CliMA Land: A next-generation land surface model that bridges vegetation processes and remote sensing
Paper
LSM
Author

Yujie Wang and Renato Braghiere

Published

May 1, 2023

Climate model predictions of future land carbon sink strength show significant discrepancies. To enhance predictive accuracy and reduce inter-model disagreements, it is crucial to improve the representation of vegetation processes and calibrate the models using more observational data. However, the limitations of computational resources in the past have hindered the integration of new theories and advances into traditional climate models, which often rely on statistical models to parameterize vegetation processes instead of mechanistic and physiological models (such as stomatal control models). Additionally, the preference for faster models has limited the incorporation of complex features (e.g., canopy model complexity), restricting the predictive skills of climate models.

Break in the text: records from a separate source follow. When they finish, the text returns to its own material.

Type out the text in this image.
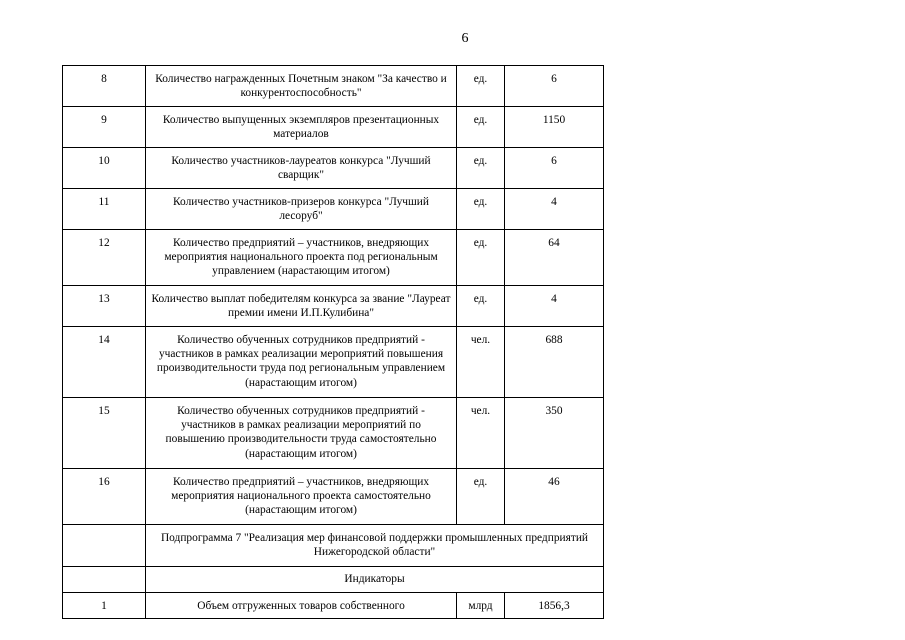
6
8	Количество награжденных Почетным знаком "За качество и конкурентоспособность"	ед.	6
9	Количество выпущенных экземпляров презентационных материалов	ед.	1150
10	Количество участников-лауреатов конкурса "Лучший сварщик"	ед.	6
11	Количество участников-призеров конкурса "Лучший лесоруб"	ед.	4
12	Количество предприятий – участников, внедряющих мероприятия национального проекта под региональным управлением (нарастающим итогом)	ед.	64
13	Количество выплат победителям конкурса за звание "Лауреат премии имени И.П.Кулибина"	ед.	4
14	Количество обученных сотрудников предприятий - участников в рамках реализации мероприятий повышения производительности труда под региональным управлением (нарастающим итогом)	чел.	688
15	Количество обученных сотрудников предприятий - участников в рамках реализации мероприятий по повышению производительности труда самостоятельно (нарастающим итогом)	чел.	350
16	Количество предприятий – участников, внедряющих мероприятия национального проекта самостоятельно (нарастающим итогом)	ед.	46
	Подпрограмма 7 "Реализация мер финансовой поддержки промышленных предприятий Нижегородской области"		
	Индикаторы		
1	Объем отгруженных товаров собственного	млрд	1856,3
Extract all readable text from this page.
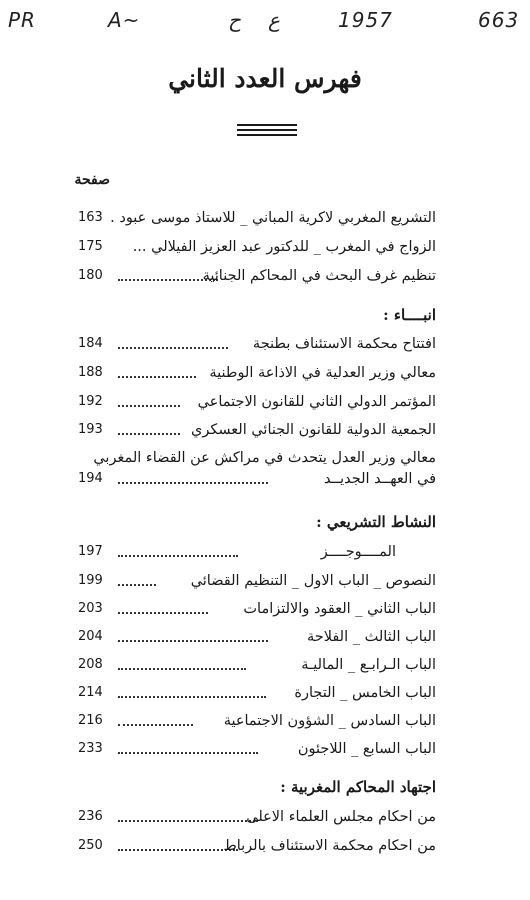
PR	A~	ح ع	1957	663
فهرس العدد الثاني
صفحة
163 التشريع المغربي لاكرية المباني _ للاستاذ موسى عبود .
175 الزواج في المغرب _ للدكتور عبد العزيز الفيلالي ...
180	تنظيم غرف البحث في المحاكم الجنائية
انبــــاء :
184	افتتاح محكمة الاستئناف بطنجة
188	معالي وزير العدلية في الاذاعة الوطنية
192	المؤتمر الدولي الثاني للقانون الاجتماعي
193	الجمعية الدولية للقانون الجنائي العسكري
معالي وزير العدل يتحدث في مراكش عن القضاء المغربي
194	في العهــد الجديــد
النشاط التشريعي :
197	المــــوجــــز
199	النصوص _ الباب الاول _ التنظيم القضائي
203	الباب الثاني _ العقود والالتزامات
204	الباب الثالث _ الفلاحة
208	الباب الـرابـع _ الماليـة
214	الباب الخامس _ التجارة
216	الباب السادس _ الشؤون الاجتماعية
233	الباب السابع _ اللاجئون
اجتهاد المحاكم المغربية :
236	من احكام مجلس العلماء الاعلى
250	من احكام محكمة الاستئناف بالرباط
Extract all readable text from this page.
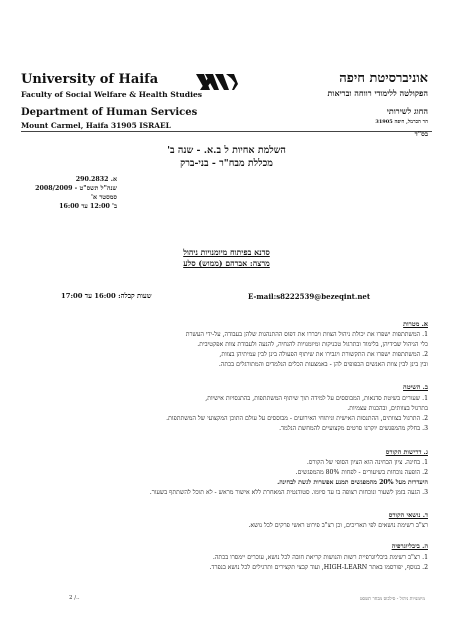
University of Haifa
Faculty of Social Welfare & Health Studies
Department of Human Services
Mount Carmel, Haifa 31905 ISRAEL
אוניברסיטת חיפה
הפקולטה ללימודי רווחה ובריאות
החוג לשירותי
הר הכרמל, חיפה 31905
בס"ד
השלמת אחיות ל ב.א. - שנה ב'
מכללת מבח"ר - בני-ברק
א. 290.2832
שנה"ל תשס"ט - 2008/2009
סמסטר א'
ב' 12:00 עד 16:00
סדנא בפיתוח מיומנויות ניהול
מרצה: אברהם (ממוש) סלע
E-mail:s8222539@bezeqint.net
שעות קבלה: 16:00 עד 17:00
א. מטרות
1. המשתתפות ישפרו את יכולת ניהול הצוות ויבררו את דפוס ההתנהגות שלהן בעבודה, על-ידי העשרת
כלי הניהול שבידיהן, בלימוד ובתרגול טכניקות ומיומנויות להנחיה, להנעה ולעבודת צוות אפקטיבית.
2. המשתתפות ישפרו את התקשורת ויגבירו את שיתוף הפעולה בינן לבין עמיתיהן בצוות,
ובין בינן לבין צוות האנשים הכפופים להן - באמצעות הכלים הנלמדים והמתורגלים בכתה.
ב. השיטה
1. שעורים בשיטת סדנאות, המבוססים על למידה תוך שיתוף המשתתפות, בהתנסויות אישיות,
בתרגול בצוותים, ובהכנות עצמיות.
2. התרגול בצוותים, ההתנסות האישית וניתוחי האירועים - מבוססים על עולם התוכן המקצועי של המשתתפות.
3. בחלק מהמפגשים יוקרנו סרטים מקצועיים להמחשת הנלמד.
ג. דרישות הקורס
1. בחינה. ציון הבחינה הוא הציון הסופי של הקורס.
2. הופעה נוכחות בשיעורים - לפחות 80% מהמפגשים.
היעדרות מעל 20% מהמפגשים תמנע אפשרות לגשת לבחינה.
3. הגעה בזמן לשעור ונוכחות רצופה בו עד סיומו. סטודנטית המאחרת ללא אישור מראש - לא תוכל להשתתף בשעור.
ד. נושאי הקורס
רצ"ב רשימת נושאים לפי תאריכים, וכן רצ"ב פירוט ראשי פרקים לכל נושא.
ה. ביבליוגרפיה
1. רצ"ב רשימת ביבליוגרפיית רשות והנושות קריאת חובה לכל נושא, עוכרים יימסרו בכתה.
2. בנוסף, יפורסמו באתר HIGH-LEARN, ועוד קבצי תקצירים ותרגילים לכל נושא בנפרד.
2 /..	מיומנויות ניהול - סילבוס מבחר תשסט
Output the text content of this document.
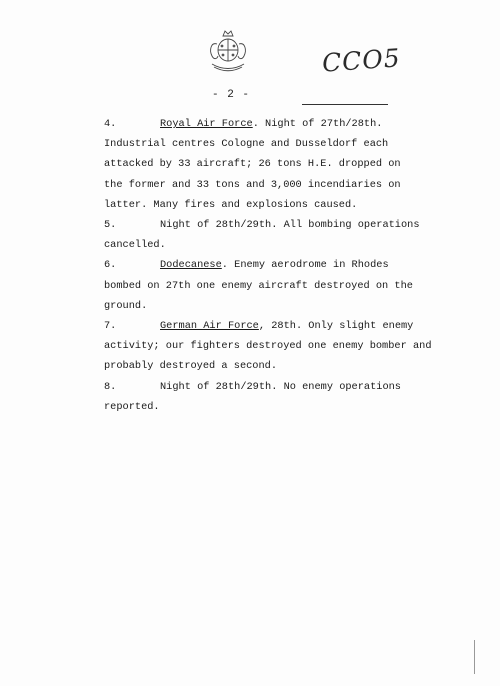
CCO5
- 2 -

4.	Royal Air Force. Night of 27th/28th.
Industrial centres Cologne and Dusseldorf each
attacked by 33 aircraft; 26 tons H.E. dropped on
the former and 33 tons and 3,000 incendiaries on
latter. Many fires and explosions caused.

5.	Night of 28th/29th. All bombing operations
cancelled.

6.	Dodecanese. Enemy aerodrome in Rhodes
bombed on 27th one enemy aircraft destroyed on the
ground.

7.	German Air Force, 28th. Only slight enemy
activity; our fighters destroyed one enemy bomber and
probably destroyed a second.

8.	Night of 28th/29th. No enemy operations
reported.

The use of simple vegetation parameterization schemes in traditional climate and land surface models has also limited the types of data that could be used for model calibration. For example, existing climate models do not use complex canopy radiative transfer models, thus being limited to use data such as carbon, water, and energy fluxes for calibration, often from flux towers. Despite the high temporal resolution provided by flux towers, the towers’ sparsity in space and time is a major limitation. Remote sensing data from space (such as MODIS, TROPOMI, and OCO 2/3), which provide global coverage, or field data (such as PhotoSpec), which provide high spectral and temporal resolution, cannot be directly harnessed by the traditional models.

In CliMA, we are developing a next-generation climate model that learns from data. In pursuit of this goal, the land model component of CliMA seeks to equip the model with improved representations of vegetation processes and the capacity to directly harness remote sensing data, beyond just carbon, water, and energy fluxes. Thanks to the concerted efforts of the land team, we have successfully developed a first version of the next-generation land surface model—CliMA Land.

CliMA Land is a cutting-edge, highly modular model, entirely written in Julia, with all of its submodules available as standalone packages for use in research from leaf level to regional and global scales (Fig. 1 biophysics module of CliMA Land). The biophysics component of CliMA Land boasts an impressive array of features, including support for two canopy radiative transfer schemes (broadband and hyperspectral), a sophisticated plant hydraulic model (offering both steady and non-steady state options), and nine stomatal models (including both empirical and optimality-based models). Further details, code, examples, and documentation can be found at https://github.com/CliMA/Land.

Fig. 1 Diagram of CliMA Land biophysics module hierarchy.

We are thrilled to announce that we have successfully run a global simulation using CliMA Land for the first time. The model showed very high predictive skills with regard to simulated quantities such as gross primary productivity, solar-induced chlorophyll fluorescence, and canopy reflectance properties (as shown in Fig. 2). Although the model has not yet been calibrated based on field- or space-based data, it demonstrated impressive spatial and temporal predictions (mean R2 = 0.78 for nine simulated flux and remote sensing quantities). This work has recently been published in the Journal of Advances in Modeling Earth Systems (doi:10.1029/2021MS002964).

We continue to work on improving the model’s predictive skills through development, configuration, and calibration efforts. Furthermore, we are dedicated to keeping the model open-source and user-friendly, and thus warmly welcome contributions and suggestions from the community.

Fig. 2 Overview of CliMA Land simulations (before model calibration).